At the time of death, Pastor Stokes was working on her autobiography, which she had started in 1924. Before her death, she had sent numerous documents related to her writing to her agents in the United States. She asked her friend Samuel Ornitz, also a communist and a writer, to complete it, sharing her views with him.

He finally abandoned the work in 1937. During the 1950s, he was among the Hollywood Ten, blacklisted after their refusal to testify to the House Un-American Activities Committee (HUAC) during the Joseph McCarthy era of a Red scare.

Her unfinished autobiography was published posthumously in 1992. Pastor Stokes' papers are held by New York University, where they are held at the Tamiment Library and Robert F. Wagner Archives, and at Yale University in New Haven, Connecticut. Much of this material is also available on microfilm.
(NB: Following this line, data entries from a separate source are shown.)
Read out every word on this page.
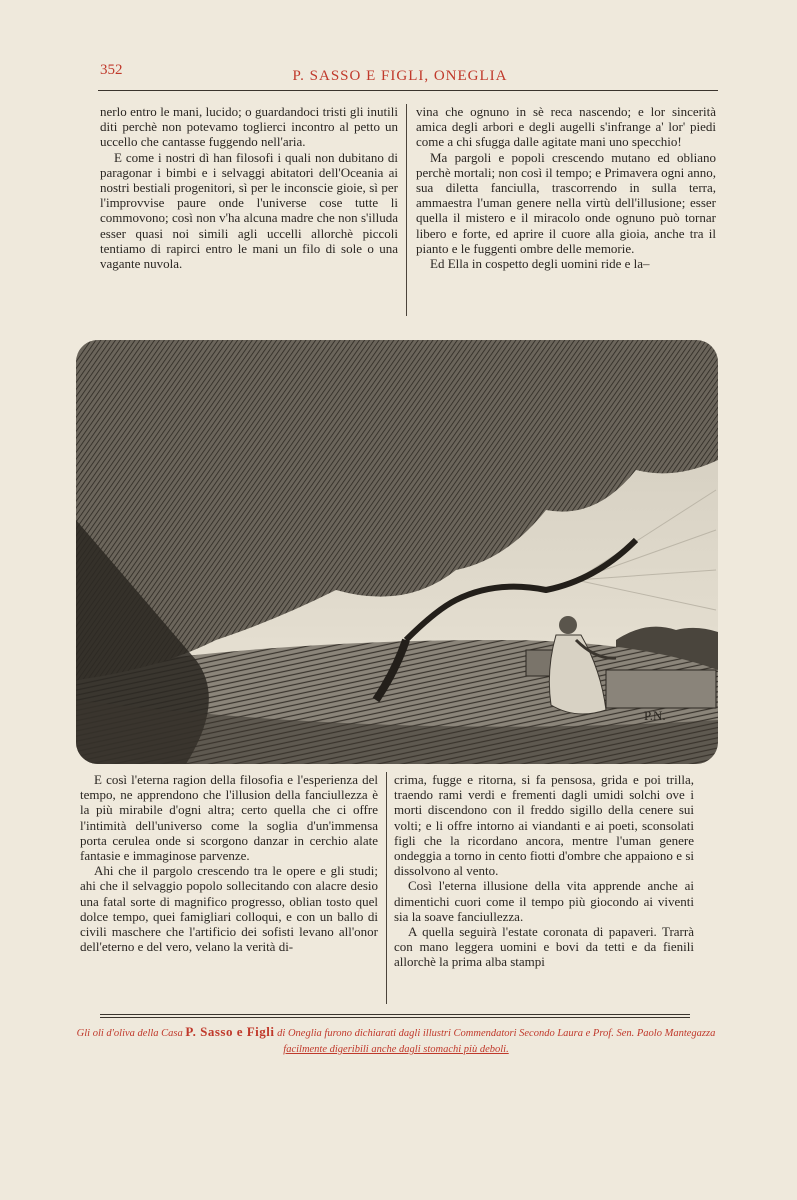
352	P. SASSO E FIGLI, ONEGLIA

nerlo entro le mani, lucido; o guardandoci tristi gli inutili diti perchè non potevamo toglierci incontro al petto un uccello che cantasse fuggendo nell'aria.

E come i nostri dì han filosofi i quali non dubitano di paragonar i bimbi e i selvaggi abitatori dell'Oceania ai nostri bestiali progenitori, sì per le inconscie gioie, sì per l'improvvise paure onde l'universe cose tutte li commovono; così non v'ha alcuna madre che non s'illuda esser quasi noi simili agli uccelli allorchè piccoli tentiamo di rapirci entro le mani un filo di sole o una vagante nuvola.

vina che ognuno in sè reca nascendo; e lor sincerità amica degli arbori e degli augelli s'infrange a' lor' piedi come a chi sfugga dalle agitate mani uno specchio!

Ma pargoli e popoli crescendo mutano ed obliano perchè mortali; non così il tempo; e Primavera ogni anno, sua diletta fanciulla, trascorrendo in sulla terra, ammaestra l'uman genere nella virtù dell'illusione; esser quella il mistero e il miracolo onde ognuno può tornar libero e forte, ed aprire il cuore alla gioia, anche tra il pianto e le fuggenti ombre delle memorie.

Ed Ella in cospetto degli uomini ride e la–

P.N.

E così l'eterna ragion della filosofia e l'esperienza del tempo, ne apprendono che l'illusion della fanciullezza è la più mirabile d'ogni altra; certo quella che ci offre l'intimità dell'universo come la soglia d'un'immensa porta cerulea onde si scorgono danzar in cerchio alate fantasie e immaginose parvenze.

Ahi che il pargolo crescendo tra le opere e gli studi; ahi che il selvaggio popolo sollecitando con alacre desio una fatal sorte di magnifico progresso, oblian tosto quel dolce tempo, quei famigliari colloqui, e con un ballo di civili maschere che l'artificio dei sofisti levano all'onor dell'eterno e del vero, velano la verità di-

crima, fugge e ritorna, si fa pensosa, grida e poi trilla, traendo rami verdi e frementi dagli umidi solchi ove i morti discendono con il freddo sigillo della cenere sui volti; e li offre intorno ai viandanti e ai poeti, sconsolati figli che la ricordano ancora, mentre l'uman genere ondeggia a torno in cento fiotti d'ombre che appaiono e si dissolvono al vento.

Così l'eterna illusione della vita apprende anche ai dimentichi cuori come il tempo più giocondo ai viventi sia la soave fanciullezza.

A quella seguirà l'estate coronata di papaveri. Trarrà con mano leggera uomini e bovi da tetti e da fienili allorchè la prima alba stampi

Gli oli d'oliva della Casa P. Sasso e Figli di Oneglia furono dichiarati dagli illustri Commendatori Secondo Laura e Prof. Sen. Paolo Mantegazza facilmente digeribili anche dagli stomachi più deboli.
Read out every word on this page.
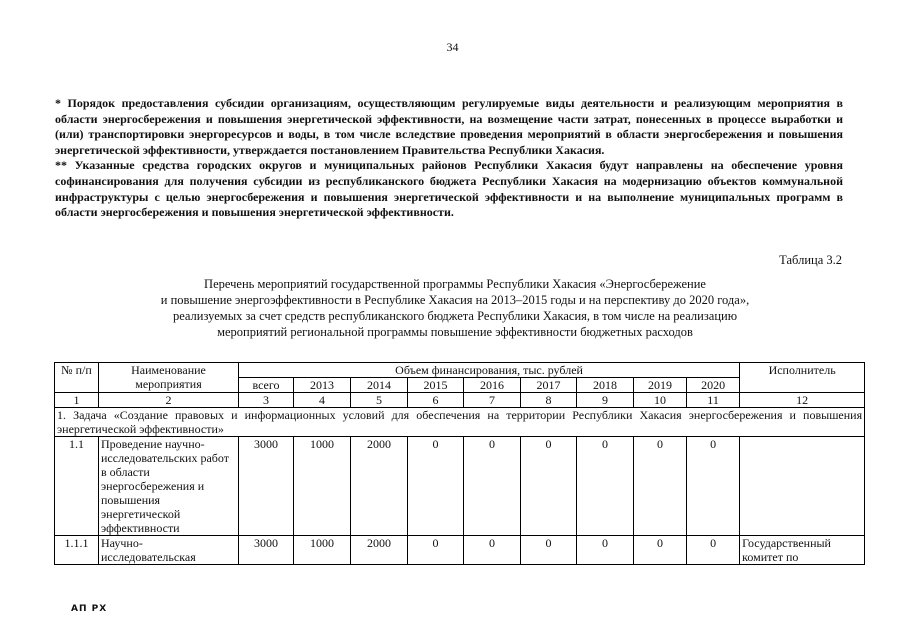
34

* Порядок предоставления субсидии организациям, осуществляющим регулируемые виды деятельности и реализующим мероприятия в области энергосбережения и повышения энергетической эффективности, на возмещение части затрат, понесенных в процессе выработки и (или) транспортировки энергоресурсов и воды, в том числе вследствие проведения мероприятий в области энергосбережения и повышения энергетической эффективности, утверждается постановлением Правительства Республики Хакасия.

** Указанные средства городских округов и муниципальных районов Республики Хакасия будут направлены на обеспечение уровня софинансирования для получения субсидии из республиканского бюджета Республики Хакасия на модернизацию объектов коммунальной инфраструктуры с целью энергосбережения и повышения энергетической эффективности и на выполнение муниципальных программ в области энергосбережения и повышения энергетической эффективности.

Таблица 3.2
Перечень мероприятий государственной программы Республики Хакасия «Энергосбережение
и повышение энергоэффективности в Республике Хакасия на 2013–2015 годы и на перспективу до 2020 года»,
реализуемых за счет средств республиканского бюджета Республики Хакасия, в том числе на реализацию
мероприятий региональной программы повышение эффективности бюджетных расходов
№ п/п	Наименование мероприятия	Объем финансирования, тыс. рублей									Исполнитель
		всего	2013	2014	2015	2016	2017	2018	2019	2020	
1	2	3	4	5	6	7	8	9	10	11	12
1. Задача «Создание правовых и информационных условий для обеспечения на территории Республики Хакасия энергосбережения и повышения энергетической эффективности»											
1.1	Проведение научно-исследовательских работ в области энергосбережения и повышения энергетической эффективности	3000	1000	2000	0	0	0	0	0	0	
1.1.1	Научно-исследовательская	3000	1000	2000	0	0	0	0	0	0	Государственный комитет по
АП РХ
In 2020, author Adam Hochschild published a biography of Stokes: Rebel Cinderella: From Rags to Riches to Radical, the Epic Journey of Rose Pastor Stokes.

==Works==
- Phelps Stokes, Rose H (1981). "American Jewish Woman; A Documentary History"
- Songs of Labor and Other Poems, by Morris Rosenfeld. Translated by Rose Pastor Stokes in collaboration with Helena Frank. Boston: Richard G. Badger, 1914.
- The Woman Who Wouldn't New York/London: G.P. Putnam's Sons 1916, drama.
- Stokes, Rose Pastor (1992). "I Belong to the Working Class: The Unfinished Autobiography of Rose Pastor Stokes"

== Notes ==
1.During her testimony at her espionage trial in 1918, Stokes reportedly said that at the age of 23 she became the editor of the Jewish Daily News. An "emphatic denial of that statement" was issued by Sarasohn & Son, the publishers of the Jewish Daily News, though they noted that Stokes did write for the English department of the newspaper.